What happens if nodes are malicious at Geeq?

By: Geeq  on Apr 15, 2024

The technical answer in one sentence: Nodes who do not follow protocol while building a block are easily identified because they will be unable to present the uniquely correct chain state view, which is a required step in the protocol as the next block is built.

Consequences for the Nodes

Dishonest nodes are automatically audited out of the active network. If a node becomes malicious while working on a public chain, it loses its Good Behavior Bond as well as its status as a paid contributor to the network.

In addition, users are given the ability to tell which nodes are honest and which are not.

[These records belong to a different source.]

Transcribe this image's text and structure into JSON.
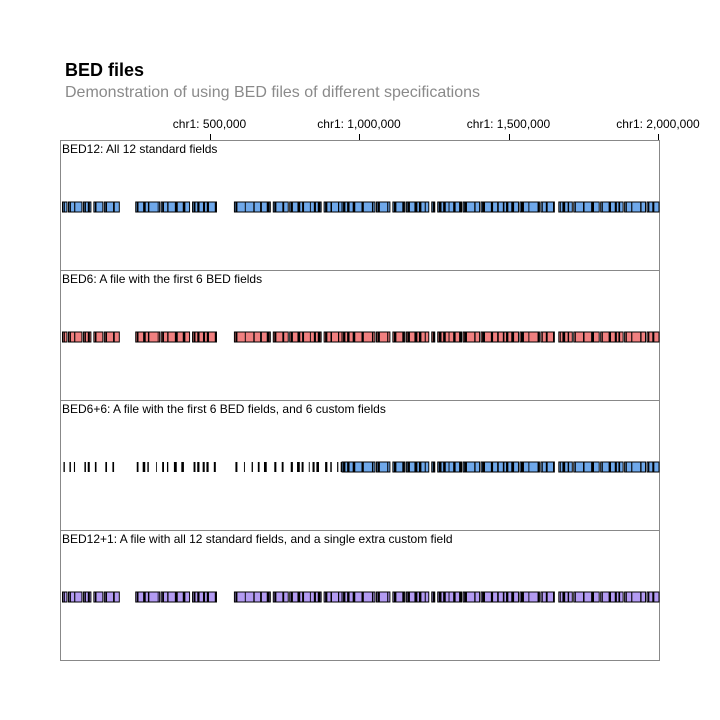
{
  "header": {
    "title": "BED files",
    "subtitle": "Demonstration of using BED files of different specifications"
  },
  "axis": {
    "domain": [
      0,
      2000000
    ],
    "ticks": [
      {
        "value": 500000,
        "label": "chr1: 500,000"
      },
      {
        "value": 1000000,
        "label": "chr1: 1,000,000"
      },
      {
        "value": 1500000,
        "label": "chr1: 1,500,000"
      },
      {
        "value": 2000000,
        "label": "chr1: 2,000,000"
      }
    ]
  },
  "tracks": [
    {
      "id": "bed12",
      "label": "BED12: All 12 standard fields",
      "color": "#6fa8ea",
      "style": "gene"
    },
    {
      "id": "bed6",
      "label": "BED6: A file with the first 6 BED fields",
      "color": "#f08080",
      "style": "gene"
    },
    {
      "id": "bed6plus6",
      "label": "BED6+6: A file with the first 6 BED fields, and 6 custom fields",
      "color": "#6fa8ea",
      "style": "mixed"
    },
    {
      "id": "bed12plus1",
      "label": "BED12+1: A file with all 12 standard fields, and a single extra custom field",
      "color": "#b39bf2",
      "style": "gene"
    }
  ],
  "features": [
    [
      5000,
      20000
    ],
    [
      25000,
      70000
    ],
    [
      75000,
      100000
    ],
    [
      110000,
      140000
    ],
    [
      145000,
      195000
    ],
    [
      250000,
      330000
    ],
    [
      335000,
      430000
    ],
    [
      440000,
      520000
    ],
    [
      580000,
      700000
    ],
    [
      710000,
      760000
    ],
    [
      765000,
      870000
    ],
    [
      880000,
      940000
    ],
    [
      940000,
      1050000
    ],
    [
      1055000,
      1100000
    ],
    [
      1110000,
      1150000
    ],
    [
      1155000,
      1230000
    ],
    [
      1240000,
      1250000
    ],
    [
      1260000,
      1340000
    ],
    [
      1345000,
      1400000
    ],
    [
      1405000,
      1530000
    ],
    [
      1535000,
      1600000
    ],
    [
      1605000,
      1650000
    ],
    [
      1665000,
      1710000
    ],
    [
      1715000,
      1800000
    ],
    [
      1805000,
      1880000
    ],
    [
      1885000,
      1955000
    ],
    [
      1960000,
      2000000
    ]
  ]
}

Forewarned is forearmed: users are urged to count only on the services and information provided by honest nodes. Users can protect themselves by ignoring the data hosted by dishonest nodes. This protection applies equally to users of public and private chains.

Remarkably, dishonest nodes cannot find safety in numbers by slashing honest nodes and they cannot force an honest minority to accept the results of a majority vote.

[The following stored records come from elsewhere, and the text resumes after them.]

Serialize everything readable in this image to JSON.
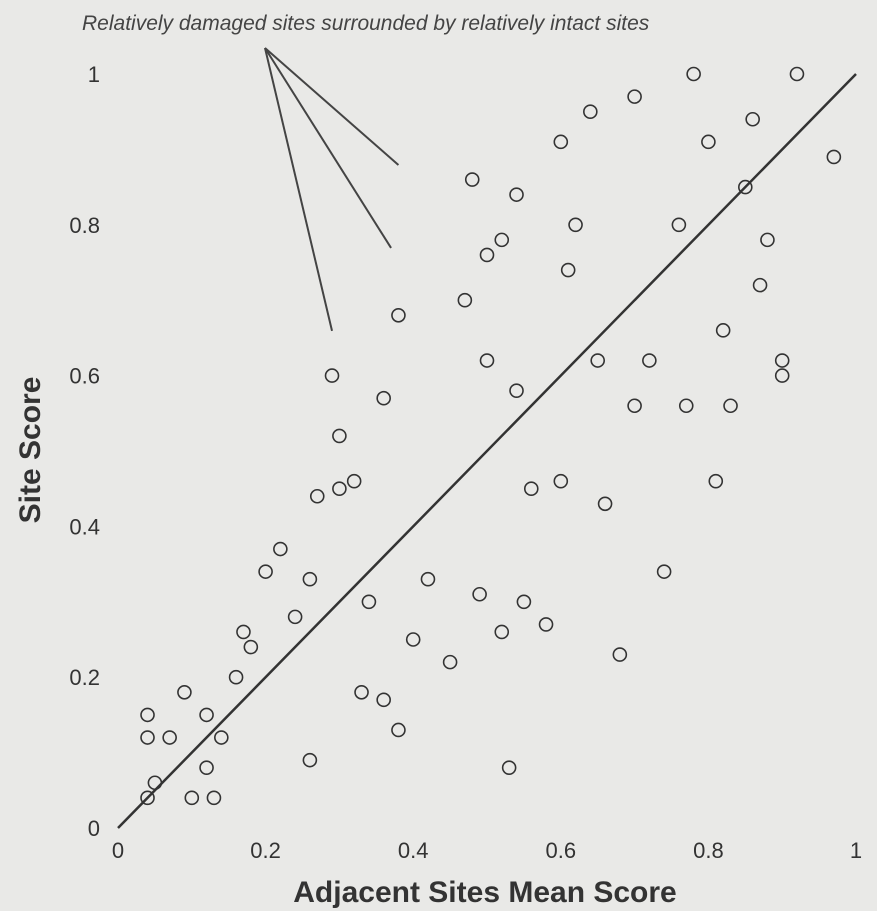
{
  "chart_data": {
    "type": "scatter",
    "title": "",
    "xlabel": "Adjacent Sites Mean Score",
    "ylabel": "Site Score",
    "xlim": [
      0,
      1
    ],
    "ylim": [
      0,
      1
    ],
    "x_ticks": [
      "0",
      "0.2",
      "0.4",
      "0.6",
      "0.8",
      "1"
    ],
    "y_ticks": [
      "0",
      "0.2",
      "0.4",
      "0.6",
      "0.8",
      "1"
    ],
    "grid": false,
    "legend": "none",
    "marker": "open-circle",
    "reference_line": {
      "type": "identity",
      "from": [
        0,
        0
      ],
      "to": [
        1,
        1
      ]
    },
    "annotation": {
      "text": "Relatively damaged sites surrounded by relatively intact sites",
      "targets": [
        [
          0.38,
          0.87
        ],
        [
          0.37,
          0.76
        ],
        [
          0.29,
          0.65
        ]
      ]
    },
    "series": [
      {
        "values": [
          [
            0.04,
            0.04
          ],
          [
            0.05,
            0.06
          ],
          [
            0.04,
            0.15
          ],
          [
            0.04,
            0.12
          ],
          [
            0.07,
            0.12
          ],
          [
            0.09,
            0.18
          ],
          [
            0.1,
            0.04
          ],
          [
            0.12,
            0.08
          ],
          [
            0.13,
            0.04
          ],
          [
            0.12,
            0.15
          ],
          [
            0.14,
            0.12
          ],
          [
            0.16,
            0.2
          ],
          [
            0.17,
            0.26
          ],
          [
            0.18,
            0.24
          ],
          [
            0.2,
            0.34
          ],
          [
            0.22,
            0.37
          ],
          [
            0.24,
            0.28
          ],
          [
            0.26,
            0.33
          ],
          [
            0.27,
            0.44
          ],
          [
            0.26,
            0.09
          ],
          [
            0.3,
            0.45
          ],
          [
            0.3,
            0.52
          ],
          [
            0.29,
            0.6
          ],
          [
            0.34,
            0.3
          ],
          [
            0.32,
            0.46
          ],
          [
            0.33,
            0.18
          ],
          [
            0.36,
            0.17
          ],
          [
            0.38,
            0.13
          ],
          [
            0.36,
            0.57
          ],
          [
            0.38,
            0.68
          ],
          [
            0.4,
            0.25
          ],
          [
            0.42,
            0.33
          ],
          [
            0.45,
            0.22
          ],
          [
            0.47,
            0.7
          ],
          [
            0.48,
            0.86
          ],
          [
            0.49,
            0.31
          ],
          [
            0.5,
            0.76
          ],
          [
            0.5,
            0.62
          ],
          [
            0.52,
            0.78
          ],
          [
            0.52,
            0.26
          ],
          [
            0.54,
            0.58
          ],
          [
            0.54,
            0.84
          ],
          [
            0.53,
            0.08
          ],
          [
            0.55,
            0.3
          ],
          [
            0.56,
            0.45
          ],
          [
            0.58,
            0.27
          ],
          [
            0.6,
            0.91
          ],
          [
            0.6,
            0.46
          ],
          [
            0.61,
            0.74
          ],
          [
            0.62,
            0.8
          ],
          [
            0.64,
            0.95
          ],
          [
            0.65,
            0.62
          ],
          [
            0.66,
            0.43
          ],
          [
            0.68,
            0.23
          ],
          [
            0.7,
            0.97
          ],
          [
            0.7,
            0.56
          ],
          [
            0.72,
            0.62
          ],
          [
            0.74,
            0.34
          ],
          [
            0.76,
            0.8
          ],
          [
            0.77,
            0.56
          ],
          [
            0.78,
            1.0
          ],
          [
            0.8,
            0.91
          ],
          [
            0.81,
            0.46
          ],
          [
            0.82,
            0.66
          ],
          [
            0.83,
            0.56
          ],
          [
            0.85,
            0.85
          ],
          [
            0.86,
            0.94
          ],
          [
            0.87,
            0.72
          ],
          [
            0.88,
            0.78
          ],
          [
            0.9,
            0.6
          ],
          [
            0.9,
            0.62
          ],
          [
            0.92,
            1.0
          ],
          [
            0.97,
            0.89
          ]
        ]
      }
    ]
  }
}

Nodes who follow the pure logic of the protocol are the essential workers in a Geeq blockchain’s network. Even if they make up a small proportion of the network’s validators, they are the ones who methodically process transactions correctly and without bias. These are the nodes who preserve the integrity of the timeline for the rest of us and they are rewarded for it.

Wealth, authority, and influence have no place in Geeq networks because each node builds and maintains their own blockchain. Thus, dishonest nodes are helpless. They’re unable to make malicious changes to an honest node’s blockchain and, if they try, they expose themselves as untrustworthy.

Are there any Second Chances? Only if You’re Honest

To rejoin the network for a chain, a validator would have to re-initiate a different node which requires syncing with a provably correct blockchain. After the validator has achieved a ready state, it still must wait to be selected for the active network.

That’s a lot of trouble when the node already had a seat at the table, could have followed protocol, and earned fees for their honest work. There are no upsides to becoming a rogue node. Any user who runs the automatic software (also known as a user client, like an email client) is protected from a malicious node stealing their assets.

Conclusion

Geeq’s technology has gone to great lengths to protect users from dishonest nodes and adversarial network conditions. Compared to protocols where nodes have incentives to compete to extract value (MEV), Geeq is radically different:

  • The economic incentives of nodes are completely aligned with users who want correct and neutral services.
  • Regardless of nodes’ potential desires to change the system for selfish reasons, incorrect behavior is detected and punishment is enforced – automatically and within protocol.
  • By alerting users of malicious or untrustworthy nodes through their user client (an automatic piece of software, like an email client), malicious nodes cannot steal their assets or fool them into believing information that was incorrectly validated.

At Geeq, it pays to be honest. Nodes with bad intentions are better off elsewhere.